Among his key presidential actions, Taft:

• helped pass the Mann-Elkins Act of 1910, which gave the Interstate Commerce Commission more authority to regulate railroad rates and expanded their jurisdiction to include regulating telephone, telegraph and wireless radio;

• oversaw anti-trust breakups of Standard Oil, American Tobacco Company, American Sugar Refining Company and 96 others;

• employed “Dollar Diplomacy,” pushing investment in Latin American and East Asian countries where the US sought to have an interest in business and political policy;

• avoided direct war with Mexico during uprisings that killed and injured several Americans; and

• helped pass the 16th Amendment, which allowed the federal government to levy an income tax.

Then, in 1912, America experienced one of its most unusual presidential elections.

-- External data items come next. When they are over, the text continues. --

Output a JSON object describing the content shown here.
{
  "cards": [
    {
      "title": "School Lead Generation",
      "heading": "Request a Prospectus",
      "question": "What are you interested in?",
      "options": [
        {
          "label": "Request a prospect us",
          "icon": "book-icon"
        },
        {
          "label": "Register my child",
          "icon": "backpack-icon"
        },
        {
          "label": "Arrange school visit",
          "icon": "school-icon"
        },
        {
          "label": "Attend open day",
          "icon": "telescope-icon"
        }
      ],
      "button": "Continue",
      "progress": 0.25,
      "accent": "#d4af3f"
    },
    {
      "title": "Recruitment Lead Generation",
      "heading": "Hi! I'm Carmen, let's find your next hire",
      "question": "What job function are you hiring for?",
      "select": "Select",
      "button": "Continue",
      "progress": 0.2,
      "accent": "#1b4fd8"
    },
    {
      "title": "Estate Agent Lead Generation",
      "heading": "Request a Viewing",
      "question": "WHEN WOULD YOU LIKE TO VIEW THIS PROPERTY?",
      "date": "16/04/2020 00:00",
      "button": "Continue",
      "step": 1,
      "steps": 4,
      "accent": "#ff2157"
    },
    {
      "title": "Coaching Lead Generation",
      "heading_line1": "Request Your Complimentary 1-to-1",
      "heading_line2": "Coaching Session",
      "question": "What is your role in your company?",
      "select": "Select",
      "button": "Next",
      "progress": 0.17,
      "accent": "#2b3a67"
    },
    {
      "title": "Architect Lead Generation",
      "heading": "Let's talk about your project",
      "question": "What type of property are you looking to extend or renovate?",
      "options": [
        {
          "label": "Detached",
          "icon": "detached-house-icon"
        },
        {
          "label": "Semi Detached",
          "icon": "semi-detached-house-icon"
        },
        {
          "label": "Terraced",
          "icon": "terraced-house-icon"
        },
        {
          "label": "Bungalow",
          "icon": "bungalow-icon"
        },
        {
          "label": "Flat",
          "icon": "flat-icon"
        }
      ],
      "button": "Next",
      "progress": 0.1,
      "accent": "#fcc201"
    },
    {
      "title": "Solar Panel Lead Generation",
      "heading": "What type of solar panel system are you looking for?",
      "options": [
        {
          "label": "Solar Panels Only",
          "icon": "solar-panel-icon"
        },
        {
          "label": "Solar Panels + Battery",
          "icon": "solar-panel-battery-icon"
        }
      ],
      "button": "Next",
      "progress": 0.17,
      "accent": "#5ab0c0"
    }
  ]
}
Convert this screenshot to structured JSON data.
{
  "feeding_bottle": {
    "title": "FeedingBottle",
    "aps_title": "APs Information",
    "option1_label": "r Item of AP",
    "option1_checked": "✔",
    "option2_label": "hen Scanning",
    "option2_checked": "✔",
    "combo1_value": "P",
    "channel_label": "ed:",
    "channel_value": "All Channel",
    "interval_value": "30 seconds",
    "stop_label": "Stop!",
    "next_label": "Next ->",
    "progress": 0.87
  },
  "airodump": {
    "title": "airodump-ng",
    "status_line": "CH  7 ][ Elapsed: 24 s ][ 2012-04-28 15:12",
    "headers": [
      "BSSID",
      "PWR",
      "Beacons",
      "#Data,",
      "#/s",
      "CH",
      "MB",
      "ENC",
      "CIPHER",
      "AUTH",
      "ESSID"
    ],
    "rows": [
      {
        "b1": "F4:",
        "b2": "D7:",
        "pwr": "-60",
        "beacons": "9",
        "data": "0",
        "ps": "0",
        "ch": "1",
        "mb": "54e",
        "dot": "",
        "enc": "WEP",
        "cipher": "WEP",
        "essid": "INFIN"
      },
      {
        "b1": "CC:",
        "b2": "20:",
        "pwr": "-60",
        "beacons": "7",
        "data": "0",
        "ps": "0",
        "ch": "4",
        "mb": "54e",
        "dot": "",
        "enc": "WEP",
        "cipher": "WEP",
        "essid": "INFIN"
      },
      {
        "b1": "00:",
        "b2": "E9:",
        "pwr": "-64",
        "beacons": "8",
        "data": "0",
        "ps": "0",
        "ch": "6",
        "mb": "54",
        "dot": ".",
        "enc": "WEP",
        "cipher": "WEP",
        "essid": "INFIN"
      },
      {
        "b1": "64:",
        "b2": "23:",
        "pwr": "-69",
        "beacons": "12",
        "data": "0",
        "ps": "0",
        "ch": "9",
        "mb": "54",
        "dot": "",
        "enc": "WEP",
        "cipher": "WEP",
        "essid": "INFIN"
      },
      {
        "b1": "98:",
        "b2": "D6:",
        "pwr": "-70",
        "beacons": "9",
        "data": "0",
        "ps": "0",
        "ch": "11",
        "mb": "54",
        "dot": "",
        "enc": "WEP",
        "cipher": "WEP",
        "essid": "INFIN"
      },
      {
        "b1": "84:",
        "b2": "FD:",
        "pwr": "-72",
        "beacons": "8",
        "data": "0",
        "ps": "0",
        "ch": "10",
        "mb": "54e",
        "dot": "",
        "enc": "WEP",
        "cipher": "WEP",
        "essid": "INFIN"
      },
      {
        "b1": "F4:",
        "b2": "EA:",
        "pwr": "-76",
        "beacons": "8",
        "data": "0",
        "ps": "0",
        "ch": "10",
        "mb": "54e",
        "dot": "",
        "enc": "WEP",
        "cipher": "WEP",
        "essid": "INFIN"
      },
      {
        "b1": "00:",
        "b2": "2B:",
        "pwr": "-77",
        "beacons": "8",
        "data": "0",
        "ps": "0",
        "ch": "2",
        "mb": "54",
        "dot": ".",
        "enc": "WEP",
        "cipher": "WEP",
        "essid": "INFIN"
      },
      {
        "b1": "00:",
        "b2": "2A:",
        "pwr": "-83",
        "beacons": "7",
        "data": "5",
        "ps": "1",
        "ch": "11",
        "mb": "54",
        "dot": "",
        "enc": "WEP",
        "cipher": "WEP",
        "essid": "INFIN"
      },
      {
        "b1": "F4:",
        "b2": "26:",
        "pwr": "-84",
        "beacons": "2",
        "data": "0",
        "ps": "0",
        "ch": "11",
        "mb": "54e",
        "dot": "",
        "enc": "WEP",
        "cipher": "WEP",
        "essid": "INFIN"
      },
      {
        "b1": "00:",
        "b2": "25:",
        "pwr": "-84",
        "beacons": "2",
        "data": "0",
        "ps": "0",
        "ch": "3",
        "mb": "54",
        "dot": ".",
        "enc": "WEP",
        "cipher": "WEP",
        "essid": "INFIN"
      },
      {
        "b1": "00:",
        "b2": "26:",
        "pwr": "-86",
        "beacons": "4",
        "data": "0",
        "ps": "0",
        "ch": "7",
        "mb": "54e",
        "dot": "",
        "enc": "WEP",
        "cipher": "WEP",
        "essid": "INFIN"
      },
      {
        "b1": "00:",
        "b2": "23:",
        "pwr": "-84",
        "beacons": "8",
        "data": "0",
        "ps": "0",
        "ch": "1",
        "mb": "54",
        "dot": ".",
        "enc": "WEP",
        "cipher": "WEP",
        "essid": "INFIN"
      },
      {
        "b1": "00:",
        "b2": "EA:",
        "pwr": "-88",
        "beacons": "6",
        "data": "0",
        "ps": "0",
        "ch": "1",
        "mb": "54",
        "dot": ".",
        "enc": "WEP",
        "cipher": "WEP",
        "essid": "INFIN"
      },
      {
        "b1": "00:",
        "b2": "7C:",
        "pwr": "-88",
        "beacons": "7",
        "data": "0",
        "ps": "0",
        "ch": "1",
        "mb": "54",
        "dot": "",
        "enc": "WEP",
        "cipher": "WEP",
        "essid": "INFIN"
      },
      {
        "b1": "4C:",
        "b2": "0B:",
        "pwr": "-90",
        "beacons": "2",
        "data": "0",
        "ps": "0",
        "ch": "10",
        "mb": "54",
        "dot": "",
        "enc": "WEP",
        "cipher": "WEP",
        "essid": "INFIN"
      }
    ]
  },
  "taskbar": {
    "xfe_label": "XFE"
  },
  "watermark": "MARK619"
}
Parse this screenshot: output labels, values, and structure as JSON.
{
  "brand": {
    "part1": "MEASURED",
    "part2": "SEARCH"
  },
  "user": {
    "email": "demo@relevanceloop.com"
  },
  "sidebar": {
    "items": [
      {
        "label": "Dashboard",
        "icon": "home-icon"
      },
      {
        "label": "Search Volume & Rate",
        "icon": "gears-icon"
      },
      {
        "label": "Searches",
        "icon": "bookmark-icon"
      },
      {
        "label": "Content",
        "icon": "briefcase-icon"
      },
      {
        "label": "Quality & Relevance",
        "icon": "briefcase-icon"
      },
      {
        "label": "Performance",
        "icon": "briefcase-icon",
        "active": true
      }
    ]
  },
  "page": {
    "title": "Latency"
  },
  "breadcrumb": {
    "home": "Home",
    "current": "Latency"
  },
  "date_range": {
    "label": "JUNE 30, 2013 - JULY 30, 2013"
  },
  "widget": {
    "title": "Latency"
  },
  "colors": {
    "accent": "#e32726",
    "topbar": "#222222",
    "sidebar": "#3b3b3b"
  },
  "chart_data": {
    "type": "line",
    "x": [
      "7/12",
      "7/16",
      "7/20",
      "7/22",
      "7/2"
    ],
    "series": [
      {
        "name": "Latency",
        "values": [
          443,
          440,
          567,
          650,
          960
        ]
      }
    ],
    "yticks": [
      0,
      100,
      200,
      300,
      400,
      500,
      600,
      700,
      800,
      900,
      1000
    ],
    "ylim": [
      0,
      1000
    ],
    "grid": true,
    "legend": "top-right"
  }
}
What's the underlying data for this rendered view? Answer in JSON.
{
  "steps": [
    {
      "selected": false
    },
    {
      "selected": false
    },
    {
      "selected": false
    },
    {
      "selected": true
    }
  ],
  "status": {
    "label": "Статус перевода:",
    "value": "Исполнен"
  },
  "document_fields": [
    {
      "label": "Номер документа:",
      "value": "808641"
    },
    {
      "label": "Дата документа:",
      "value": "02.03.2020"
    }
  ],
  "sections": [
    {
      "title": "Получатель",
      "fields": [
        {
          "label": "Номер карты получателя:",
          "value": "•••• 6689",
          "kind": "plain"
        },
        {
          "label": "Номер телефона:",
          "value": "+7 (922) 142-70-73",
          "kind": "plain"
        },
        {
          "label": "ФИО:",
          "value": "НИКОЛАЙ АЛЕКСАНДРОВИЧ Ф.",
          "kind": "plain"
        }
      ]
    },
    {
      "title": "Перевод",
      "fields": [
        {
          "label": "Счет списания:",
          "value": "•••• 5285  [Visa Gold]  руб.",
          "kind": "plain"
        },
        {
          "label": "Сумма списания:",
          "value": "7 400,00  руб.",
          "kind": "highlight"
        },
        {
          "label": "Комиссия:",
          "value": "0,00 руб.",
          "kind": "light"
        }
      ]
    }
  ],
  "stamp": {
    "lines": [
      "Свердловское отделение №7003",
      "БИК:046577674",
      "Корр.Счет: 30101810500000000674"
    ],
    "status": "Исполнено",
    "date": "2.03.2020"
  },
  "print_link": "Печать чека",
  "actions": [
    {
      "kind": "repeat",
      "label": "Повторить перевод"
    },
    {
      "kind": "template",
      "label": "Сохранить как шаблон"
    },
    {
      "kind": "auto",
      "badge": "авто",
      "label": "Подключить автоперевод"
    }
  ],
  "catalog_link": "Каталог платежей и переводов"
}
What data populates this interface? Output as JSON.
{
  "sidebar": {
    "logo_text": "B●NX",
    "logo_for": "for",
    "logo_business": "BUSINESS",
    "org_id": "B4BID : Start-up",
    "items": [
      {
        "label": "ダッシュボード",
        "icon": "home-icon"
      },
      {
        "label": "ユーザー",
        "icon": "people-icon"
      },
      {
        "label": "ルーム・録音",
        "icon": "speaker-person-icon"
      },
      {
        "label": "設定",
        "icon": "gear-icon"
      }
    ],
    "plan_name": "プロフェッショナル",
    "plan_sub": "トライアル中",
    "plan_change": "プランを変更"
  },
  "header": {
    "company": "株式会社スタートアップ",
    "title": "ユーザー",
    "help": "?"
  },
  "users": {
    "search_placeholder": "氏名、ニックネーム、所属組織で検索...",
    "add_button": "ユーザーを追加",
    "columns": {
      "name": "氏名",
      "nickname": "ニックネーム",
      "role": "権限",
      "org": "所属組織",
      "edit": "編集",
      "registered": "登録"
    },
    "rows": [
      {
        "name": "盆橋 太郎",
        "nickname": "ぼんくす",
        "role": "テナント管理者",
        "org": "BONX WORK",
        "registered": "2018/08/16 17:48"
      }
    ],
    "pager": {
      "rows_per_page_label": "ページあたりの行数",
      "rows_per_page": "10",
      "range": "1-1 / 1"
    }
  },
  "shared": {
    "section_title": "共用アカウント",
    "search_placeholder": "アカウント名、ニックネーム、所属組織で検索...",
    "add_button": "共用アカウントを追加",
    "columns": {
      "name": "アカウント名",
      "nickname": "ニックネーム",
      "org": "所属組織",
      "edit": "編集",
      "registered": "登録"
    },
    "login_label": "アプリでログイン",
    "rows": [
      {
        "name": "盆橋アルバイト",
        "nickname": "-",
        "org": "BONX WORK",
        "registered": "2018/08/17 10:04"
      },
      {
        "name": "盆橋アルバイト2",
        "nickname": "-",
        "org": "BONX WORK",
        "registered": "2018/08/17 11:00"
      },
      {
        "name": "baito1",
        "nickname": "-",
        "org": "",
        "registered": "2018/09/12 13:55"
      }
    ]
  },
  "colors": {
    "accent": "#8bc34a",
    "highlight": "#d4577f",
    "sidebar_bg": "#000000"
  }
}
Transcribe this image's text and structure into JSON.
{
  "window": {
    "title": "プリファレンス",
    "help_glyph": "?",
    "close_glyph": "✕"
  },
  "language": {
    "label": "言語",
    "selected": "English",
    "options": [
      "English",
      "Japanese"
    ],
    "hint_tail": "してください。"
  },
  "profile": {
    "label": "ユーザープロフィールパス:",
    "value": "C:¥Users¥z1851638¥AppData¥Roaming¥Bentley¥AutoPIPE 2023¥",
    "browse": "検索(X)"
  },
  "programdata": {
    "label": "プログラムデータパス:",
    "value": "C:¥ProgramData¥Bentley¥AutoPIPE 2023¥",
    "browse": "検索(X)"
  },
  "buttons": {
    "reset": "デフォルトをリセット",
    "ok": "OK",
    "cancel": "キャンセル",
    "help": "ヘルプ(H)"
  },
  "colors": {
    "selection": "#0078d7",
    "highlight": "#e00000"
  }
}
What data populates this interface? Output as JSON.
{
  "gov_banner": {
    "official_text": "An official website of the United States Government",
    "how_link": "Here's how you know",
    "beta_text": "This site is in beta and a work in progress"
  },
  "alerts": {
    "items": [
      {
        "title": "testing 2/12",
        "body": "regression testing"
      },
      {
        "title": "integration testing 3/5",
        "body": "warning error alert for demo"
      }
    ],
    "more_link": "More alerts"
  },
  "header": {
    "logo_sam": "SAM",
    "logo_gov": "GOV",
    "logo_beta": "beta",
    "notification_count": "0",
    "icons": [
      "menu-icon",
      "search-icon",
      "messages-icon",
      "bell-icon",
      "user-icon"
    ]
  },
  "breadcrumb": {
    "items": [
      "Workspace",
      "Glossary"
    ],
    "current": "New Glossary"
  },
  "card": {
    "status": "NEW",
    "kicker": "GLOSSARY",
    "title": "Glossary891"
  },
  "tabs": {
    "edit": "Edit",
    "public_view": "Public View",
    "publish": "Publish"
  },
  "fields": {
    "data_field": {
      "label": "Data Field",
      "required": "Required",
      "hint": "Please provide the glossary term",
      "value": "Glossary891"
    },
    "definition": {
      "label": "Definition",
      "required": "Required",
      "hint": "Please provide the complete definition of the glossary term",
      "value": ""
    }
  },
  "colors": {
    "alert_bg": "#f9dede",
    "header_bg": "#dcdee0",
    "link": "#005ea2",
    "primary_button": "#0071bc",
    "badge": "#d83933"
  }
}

Bitterly disappointed with Taft in part for his role in the Ballinger-Pinchot Affair—in which Taft fired Department of Agriculture heavyweight Gifford Pinchot for his opposition to a sell-off of public lands—Teddy Roosevelt tried to reclaim the Republican nomination, lost at the convention and founded the short-lived Progressive, a.k.a. Bull Moose, Party. As the Bull Moose candidate, Roosevelt ran an upstart campaign during the general election, achieving a second-place finish behind winner Woodrow Wilson. Embarrassingly, the incumbent Taft came in third, carrying only Vermont and Utah.

But Washington’s loss was New Haven’s gain and perhaps Taft’s as well. He was appointed Chancellor Kent Professor of Law and Legal History at Yale Law School and once again returned to the Elm City, making his home at The Hotel Taft—now The Taft Apartments—in 1913. (While many have assumed that the hotel was named for William, it was actually named for his brother Horace, who was headmaster of the Taft School in Watertown.)

Sometime later, Taft, perhaps tired of hotel living, purchased a home at 111 Whitney Avenue, just across the street from where the New Haven Museum stands today, to serve as his New Haven estate. In 1918, Taft was called back to Washington to co-chair the National War Labor Board. He would lease out the Whitney Avenue property and return to The Hotel Taft when he came home to New Haven. But with his confirmation as chief justice of the Supreme Court in 1921—he’s the only person to have led both the executive and judicial branches—Washington finally pulled Taft away for good. He sold his house in New Haven for $25,000 and bade farewell to the city that had nurtured his most formative years, soothed the incomparable stresses of being president and revived him following his most public defeat.